One evening this week, I was sitting in my living room looking at nothing in particular when suddenly I noticed the substance of the dark, carved-wood buffet set against the wall across the room. Substance is the wrong word. It was more the actuality of it, the fact of its existence, the such-ness of it, if you can say such a thing.
Time seemed to stop. I was suspended in the moment. A part of me knew something unusual was happening, but whatever it was barely had “my” attention. It was like there were two of me. One experiencing my life. The other sort of tabulating or assessing the experience. And the tabulator had left the console for a moment.
My eyes took in a nearby armchair, and then rested on the antique, lion-faced andirons in my hearth, the pair my mother had picked up at Harvey Klar’s or The Neighborhood, antique stores she loved back in the day. They, too, suddenly leapt out at me as if I had never seen them before. They were simply there, so very there, stating their being plainly. I saw every wrinkle in their countenance, the consternated eyebrows, wrinkling forward toward the center of their faces.
I just went to check on their expressions, to make sure I got it right. I knelt down before the two lions, and B., who was sitting on the couch nearby, said, “They’re sad.”
“They are, aren’t they?” I said.
Why had I never noticed that?
I said, “How did you know they were sad?”
“I looked at them,” B. said simply.
“I mean, how long have you known that they were sad?”

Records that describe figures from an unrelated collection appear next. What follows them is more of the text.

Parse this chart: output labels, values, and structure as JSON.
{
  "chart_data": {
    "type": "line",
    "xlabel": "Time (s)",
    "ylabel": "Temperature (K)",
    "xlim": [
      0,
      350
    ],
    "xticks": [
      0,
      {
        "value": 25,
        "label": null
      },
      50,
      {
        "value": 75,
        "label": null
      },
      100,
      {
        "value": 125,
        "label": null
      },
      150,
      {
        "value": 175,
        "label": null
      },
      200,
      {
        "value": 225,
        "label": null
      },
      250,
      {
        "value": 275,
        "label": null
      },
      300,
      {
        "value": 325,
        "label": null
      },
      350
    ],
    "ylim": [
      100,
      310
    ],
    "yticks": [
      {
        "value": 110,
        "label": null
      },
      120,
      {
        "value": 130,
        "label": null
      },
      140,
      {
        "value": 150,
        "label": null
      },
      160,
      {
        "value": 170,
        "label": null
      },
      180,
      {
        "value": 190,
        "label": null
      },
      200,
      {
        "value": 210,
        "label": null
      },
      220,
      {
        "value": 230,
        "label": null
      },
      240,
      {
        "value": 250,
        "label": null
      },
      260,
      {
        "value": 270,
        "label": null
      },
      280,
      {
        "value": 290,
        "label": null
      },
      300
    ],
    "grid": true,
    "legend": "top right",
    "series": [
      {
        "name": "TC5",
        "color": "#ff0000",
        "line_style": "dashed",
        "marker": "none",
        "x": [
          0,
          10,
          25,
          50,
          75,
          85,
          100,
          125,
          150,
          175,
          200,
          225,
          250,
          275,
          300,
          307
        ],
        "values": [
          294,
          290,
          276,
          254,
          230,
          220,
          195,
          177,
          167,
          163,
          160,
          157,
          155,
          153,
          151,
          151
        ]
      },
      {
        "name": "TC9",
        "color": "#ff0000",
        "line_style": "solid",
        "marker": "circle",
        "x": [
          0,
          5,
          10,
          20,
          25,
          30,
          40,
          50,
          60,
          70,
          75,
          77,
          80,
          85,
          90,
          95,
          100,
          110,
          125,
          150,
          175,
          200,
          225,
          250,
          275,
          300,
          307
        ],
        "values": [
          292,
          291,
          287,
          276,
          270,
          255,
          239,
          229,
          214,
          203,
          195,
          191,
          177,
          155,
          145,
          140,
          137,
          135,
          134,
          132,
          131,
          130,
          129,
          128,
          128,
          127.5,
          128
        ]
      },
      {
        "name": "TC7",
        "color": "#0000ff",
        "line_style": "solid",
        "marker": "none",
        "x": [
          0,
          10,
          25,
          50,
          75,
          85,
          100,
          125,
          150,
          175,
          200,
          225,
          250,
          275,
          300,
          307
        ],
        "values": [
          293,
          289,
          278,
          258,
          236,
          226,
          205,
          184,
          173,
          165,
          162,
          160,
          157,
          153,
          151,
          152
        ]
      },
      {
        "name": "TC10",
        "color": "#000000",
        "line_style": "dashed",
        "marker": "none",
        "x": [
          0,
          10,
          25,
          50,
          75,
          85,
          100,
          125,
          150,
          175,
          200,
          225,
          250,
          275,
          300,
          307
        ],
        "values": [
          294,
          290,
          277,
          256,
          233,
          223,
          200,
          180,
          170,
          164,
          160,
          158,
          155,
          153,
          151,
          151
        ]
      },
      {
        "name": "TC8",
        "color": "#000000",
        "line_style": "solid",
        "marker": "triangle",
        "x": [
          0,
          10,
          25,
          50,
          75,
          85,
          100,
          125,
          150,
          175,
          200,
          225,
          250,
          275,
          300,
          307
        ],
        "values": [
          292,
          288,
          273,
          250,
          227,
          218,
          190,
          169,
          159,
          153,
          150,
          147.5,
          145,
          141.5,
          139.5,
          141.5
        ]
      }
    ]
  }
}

“Always. I’ve always known that,” B. said.
And, I never knew that.
(What else am I missing in my life?)
Yet, the other night, the lions leapt out at me. They insisted I see them. And see them I did. For, I venture to say, the first time.
It was shocking, strange. And I knew it was special.
“My daily activities are not unusual,
I’m just naturally in harmony with them.
Grasping nothing, discarding nothing.
In every place there’s no hindrance, no conflict.
My supernatural power and marvelous activity:
Drawing water and chopping wood.”
Something about that poem riveted me. I realized it was about occupying one’s life. Really filling out the shell of our existence.
What does it mean to do that?
A dear friend who is facing down late-stage prostate cancer used to say he lived life with gloves off. He didn’t mind if he cut or burnt himself. If it was cold, icy, freezing. He wanted to experience life in its entirety. With its attendant risks and pain.
Another friend, a former boyfriend, used to tell me he intended to keep jumping out of the plane, and hoping one day his parachute would catch him. He hoped to never stop jumping. At the time, he was talking about love. He meant, “I will always try. I will always leap for that brass ring. I will always put my heart out there, even if it gets stomped on. (Even if I die.)"
What I like so much about the Pang poem is the notion that we don’t have to do anything special to have a special life, to be special. We already are special. If we can only wake up to our lives.
After the experience I had in my living room the other night, it’s clear to me that I am not fully occupying my life. Rather, I spend a good deal of time ruminating, analyzing, regretting, anticipating, and managing anxiety. I also spend a good deal of time protecting myself.
And let me tell you, it’s no way to live.
My living room experience the other night was a gift from a parallel universe, one that is always available to us, one we can cultivate. It requires patience, humility, and a willingness to turn the prism, or to be sensitive and aware enough to notice when the prism is turned for us. These moments are filled with ineffable beauty. Time falls away and beauty arises as we are brushed by the divine.
Don’t take my word for it. Cultivate a small quiet space in yourself to it to appear. You won’t be sorry.